Our repository has a fairly liberal accession policy - if you think it's a research output, it's in. This policy is flexible in all sorts of directions, for example recently professors have taken to depositing clips of TV news programmes which mention their research. However, it's never been pushed towards the preservation agenda, but today I've been tidying my office - my first proper attempt since we moved to a new building with smaller offices in December. I have finally got the chance to re-evaluate the contents of all those old box-files, last looked at 4 years ago during the previous move. I have discovered a set of CD-ROMs from one of my old PhD students, who has left me his thesis together with demonstrations and presentations of a handful of projects that he was working on. So I have come over all preservation-minded, and I'm wondering how to deposit this in the repository. A lot of it as never published, but it was demonstrated internally in a large multi-institutional project, and I am loathe to forget it. He did put his thesis on the repository as soon as he graduated in 2002 (bless him!), but the rest needs examining. I think it's all screendumps, powerpoints and web sites and the dynamic websites that he worked on had published, static equivalents so there is no issue about the software emulation. Pity - I'd like to try out some of VMWare's virtualisation mechanisms with EPrints.

Friday 3 August 2007

More Mundane Work

Just so that you don't think that my life is all "wandering through labs" and "having lovely ideas about how to show off our research", I have got a list of edits to make to a professor's eprints. He has been complaining that his publications aren't being correctly categorised by the repository, and I assumed that there was some kind of bizarre bug that we were responsible for. But it turns out that he has just incorrectly filled out the "type" of each publication. So I promised to sort them all out for him - but to do that I'll have to try and find out all the proper conference details for each publication.

Why did I offer to do it for him? Why didn't I stick to my self-archiving principals? Did I mention that he was a professor and I'm not?

Creative Uses of a Repository

I was just walking through our lab this afternoon. The "lab" is the open plan area that the research staff and students inhabit in the Intelligence, Agents, Multimedia group. It is on the top floor of our new building, which enables me to say to visitors as they step out of the lift "Welcome to the IAM group - the highest level of abstraction in the School". (That kind of thing passes for wit in Computer Science circles.)

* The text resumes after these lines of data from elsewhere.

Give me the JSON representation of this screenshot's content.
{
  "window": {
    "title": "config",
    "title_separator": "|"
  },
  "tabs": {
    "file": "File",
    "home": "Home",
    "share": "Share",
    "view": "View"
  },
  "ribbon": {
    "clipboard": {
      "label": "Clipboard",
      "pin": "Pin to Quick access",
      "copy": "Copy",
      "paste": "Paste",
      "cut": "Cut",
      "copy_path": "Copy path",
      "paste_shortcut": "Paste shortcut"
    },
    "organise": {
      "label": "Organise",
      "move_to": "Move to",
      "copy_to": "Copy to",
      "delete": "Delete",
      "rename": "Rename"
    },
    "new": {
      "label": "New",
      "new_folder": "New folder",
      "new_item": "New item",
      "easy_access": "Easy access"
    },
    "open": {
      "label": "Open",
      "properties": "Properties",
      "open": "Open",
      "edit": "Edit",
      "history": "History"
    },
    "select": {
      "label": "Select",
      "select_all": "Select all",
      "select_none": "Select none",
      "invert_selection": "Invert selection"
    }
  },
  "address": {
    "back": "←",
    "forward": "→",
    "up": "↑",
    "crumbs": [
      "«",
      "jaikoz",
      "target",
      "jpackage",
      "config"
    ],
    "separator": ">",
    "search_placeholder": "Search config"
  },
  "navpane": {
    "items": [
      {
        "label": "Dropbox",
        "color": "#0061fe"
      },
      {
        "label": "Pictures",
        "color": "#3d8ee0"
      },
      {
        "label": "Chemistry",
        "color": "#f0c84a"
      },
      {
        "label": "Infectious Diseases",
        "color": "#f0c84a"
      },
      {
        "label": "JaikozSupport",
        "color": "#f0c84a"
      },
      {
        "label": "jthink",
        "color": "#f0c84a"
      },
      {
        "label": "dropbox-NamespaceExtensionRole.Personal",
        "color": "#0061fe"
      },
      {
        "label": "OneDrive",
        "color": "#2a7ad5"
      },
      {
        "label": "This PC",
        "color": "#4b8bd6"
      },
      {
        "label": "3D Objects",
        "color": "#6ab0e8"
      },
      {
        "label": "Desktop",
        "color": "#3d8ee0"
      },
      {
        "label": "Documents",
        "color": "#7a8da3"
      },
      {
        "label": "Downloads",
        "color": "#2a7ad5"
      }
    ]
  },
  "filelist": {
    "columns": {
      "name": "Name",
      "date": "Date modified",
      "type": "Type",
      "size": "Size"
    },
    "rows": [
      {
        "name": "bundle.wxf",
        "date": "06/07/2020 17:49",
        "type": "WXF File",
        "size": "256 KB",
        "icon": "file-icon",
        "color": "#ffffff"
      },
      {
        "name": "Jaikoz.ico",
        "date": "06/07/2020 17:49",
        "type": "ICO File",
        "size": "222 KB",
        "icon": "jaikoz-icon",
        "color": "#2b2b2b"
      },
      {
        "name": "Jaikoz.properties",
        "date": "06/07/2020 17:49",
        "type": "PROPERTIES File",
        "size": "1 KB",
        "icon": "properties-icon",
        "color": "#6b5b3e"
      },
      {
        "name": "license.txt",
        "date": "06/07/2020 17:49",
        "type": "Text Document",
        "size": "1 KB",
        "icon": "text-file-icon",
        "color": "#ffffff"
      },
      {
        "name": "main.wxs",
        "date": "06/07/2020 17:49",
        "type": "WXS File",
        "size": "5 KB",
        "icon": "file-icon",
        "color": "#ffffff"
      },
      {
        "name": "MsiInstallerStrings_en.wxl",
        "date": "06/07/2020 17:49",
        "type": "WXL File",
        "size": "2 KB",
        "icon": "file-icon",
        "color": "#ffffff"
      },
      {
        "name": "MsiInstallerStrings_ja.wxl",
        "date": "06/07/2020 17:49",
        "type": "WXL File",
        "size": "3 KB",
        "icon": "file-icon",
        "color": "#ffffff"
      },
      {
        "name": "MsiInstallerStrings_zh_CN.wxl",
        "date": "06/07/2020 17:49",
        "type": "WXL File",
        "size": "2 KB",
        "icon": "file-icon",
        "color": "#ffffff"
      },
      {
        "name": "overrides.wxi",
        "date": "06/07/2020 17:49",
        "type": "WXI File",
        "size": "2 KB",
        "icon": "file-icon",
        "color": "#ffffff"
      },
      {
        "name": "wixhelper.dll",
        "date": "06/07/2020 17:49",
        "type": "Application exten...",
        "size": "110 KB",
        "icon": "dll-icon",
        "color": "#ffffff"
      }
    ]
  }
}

Back to the plot - as I was walking through the lab, I was struck by how many posters our researchers have accumulated from conference visits. They are stuck up all over the cubicle walls that separate out the different research areas. Some of these posters are looking a bit the worse for wear (they used to be up in the old building) but none the less they give a good impression of the research that this group has undertaken recently.

Now, as long as all these posters are actually stored in the repository, we could use them to provide a rotating display on a public plasma screen. There are an increasing number of these in various buildings all over the department. All it would take would be a little script that chooses a different PPT or PDF Poster Presentation from our eprints repository and displays it for 2 minutes before going on to the next poster. Each time it would choose a poster from a different author / discipline / research team. All I'd have to do is find a spare screen!

My list of things to do this summer isn't getting any shorter!